Jean-Marc Deperrois, lors de son arrivée au palais de justice de Rouen (photo d’archives presse normande)

                Deux dates restent à jamais associées à l’affaire de la Josacine empoisonnée. Le samedi 11 juin 1994, le jour de la fête médiévale de Gruchet-le-Valasse, une petite fille de 9 ans, Émilie Tanay, s’effondre vers 20 h 15 au domicile de Jean-Michel et Sylvie Tocqueville, chez qui elle passe la journée. Elle décède quelques heures plus tard à l’hôpital du Havre. Le 25 mai 1997, Jean-Marc Deperrois, chef d’entreprise et 2e adjoint au maire de Gruchet-le-Valasse, est condamné par la cour d’assises de Seine-Maritime à Rouen à vingt ans de réclusion criminelle pour empoisonnement avec préméditation ayant causé la mort d’Émilie. Entre deux, on assista à l’une des plus tumultueuses affaires judiciaires encore aujourd’hui comparée à l’affaire Grégory. Car la mort d’Émilie est un empoisonnement au cyanure qui, l’enquête le dira plus tard, a été introduit dans sa Josacine, un antibiotique que l’enfant prenait pour soigner une bronchite.

                La passion amoureuseIl avait été confié par Denis et Corinne Tanay, les parents d’Émilie, aux époux Tocqueville, plus tôt dans l’après-midi. La gendarmerie en charge de l’enquête met en place un dispositif exceptionnel, car au départ, on soupçonne un empoisonnement de nature industrielle sur un médicament pris par des milliers de patients. Mais c’est la piste locale que privilégient les enquêteurs qui auscultent les emplois du temps, mais aussi la vie privée des principaux protagonistes : les époux Tanay, le couple Tocqueville, Denis Lecointre, ami des deux familles, venu sur place juste après le drame. Ils s’intéressent également à Jean-Marc Deperrois, adjoint au maire de Gruchet-le-Valasse et chef d’entreprise dont l’atelier se trouve à proximité de la maison des Tocqueville. Surtout, les gendarmes découvrent que Jean-Marc Deperrois et Sylvie Tocqueville entretiennent une liaison amoureuse.

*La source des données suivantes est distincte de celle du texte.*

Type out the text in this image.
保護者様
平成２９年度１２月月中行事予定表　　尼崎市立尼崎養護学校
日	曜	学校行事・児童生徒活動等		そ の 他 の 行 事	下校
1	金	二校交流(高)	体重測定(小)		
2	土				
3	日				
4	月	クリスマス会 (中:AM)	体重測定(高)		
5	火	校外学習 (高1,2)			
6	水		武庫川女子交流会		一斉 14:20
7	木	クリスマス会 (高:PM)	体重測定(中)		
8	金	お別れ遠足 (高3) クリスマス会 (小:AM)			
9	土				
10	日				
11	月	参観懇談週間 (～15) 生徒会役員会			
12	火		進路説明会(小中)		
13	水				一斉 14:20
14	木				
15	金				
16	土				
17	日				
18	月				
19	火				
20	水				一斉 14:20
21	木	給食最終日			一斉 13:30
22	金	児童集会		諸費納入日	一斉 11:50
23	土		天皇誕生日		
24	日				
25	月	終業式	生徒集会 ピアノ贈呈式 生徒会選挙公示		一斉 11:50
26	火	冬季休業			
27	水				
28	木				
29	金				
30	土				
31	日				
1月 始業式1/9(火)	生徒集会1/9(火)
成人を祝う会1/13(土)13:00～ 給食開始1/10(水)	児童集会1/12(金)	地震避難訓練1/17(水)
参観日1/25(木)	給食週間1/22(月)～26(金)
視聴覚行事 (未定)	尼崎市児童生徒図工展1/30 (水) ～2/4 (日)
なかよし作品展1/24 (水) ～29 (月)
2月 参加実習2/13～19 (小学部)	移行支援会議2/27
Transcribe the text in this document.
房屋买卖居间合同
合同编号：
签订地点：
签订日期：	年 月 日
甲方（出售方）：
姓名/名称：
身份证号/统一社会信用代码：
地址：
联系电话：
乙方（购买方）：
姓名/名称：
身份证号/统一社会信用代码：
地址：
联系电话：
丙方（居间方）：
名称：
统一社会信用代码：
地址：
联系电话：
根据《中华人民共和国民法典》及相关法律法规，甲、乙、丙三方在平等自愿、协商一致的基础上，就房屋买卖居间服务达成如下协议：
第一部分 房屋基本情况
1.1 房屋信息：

                Le 26 juillet, l’élu est placé en garde à vue et s’enferre dans le mensonge en niant avoir acquis du cyanure, ce qu’il admettra plus tard. Mais ce cyanure qu’il dit avoir utilisé pour des expériences sur des métaux au sein de son entreprise, il s’en débarrasse, quelques jours après le décès d’Émilie, en le jetant dans la Seine pour, dit-il, ne pas être inquiété par l’affaire. Pour les enquêteurs, il devient le suspect principal, échafaudant ce qui reste aujourd’hui la thèse officielle : Jean-Marc Deperrois s’est introduit chez les Tocqueville vers 17 h, ce samedi 11 juin 1994 à l’heure où la maison était vide, a empoisonné la Josacine avec son cyanure, qu’il croyait destinée à son rival Jean-Michel Tocqueville, dont il voulait se débarrasser pour vivre au grand jour sa passion amoureuse.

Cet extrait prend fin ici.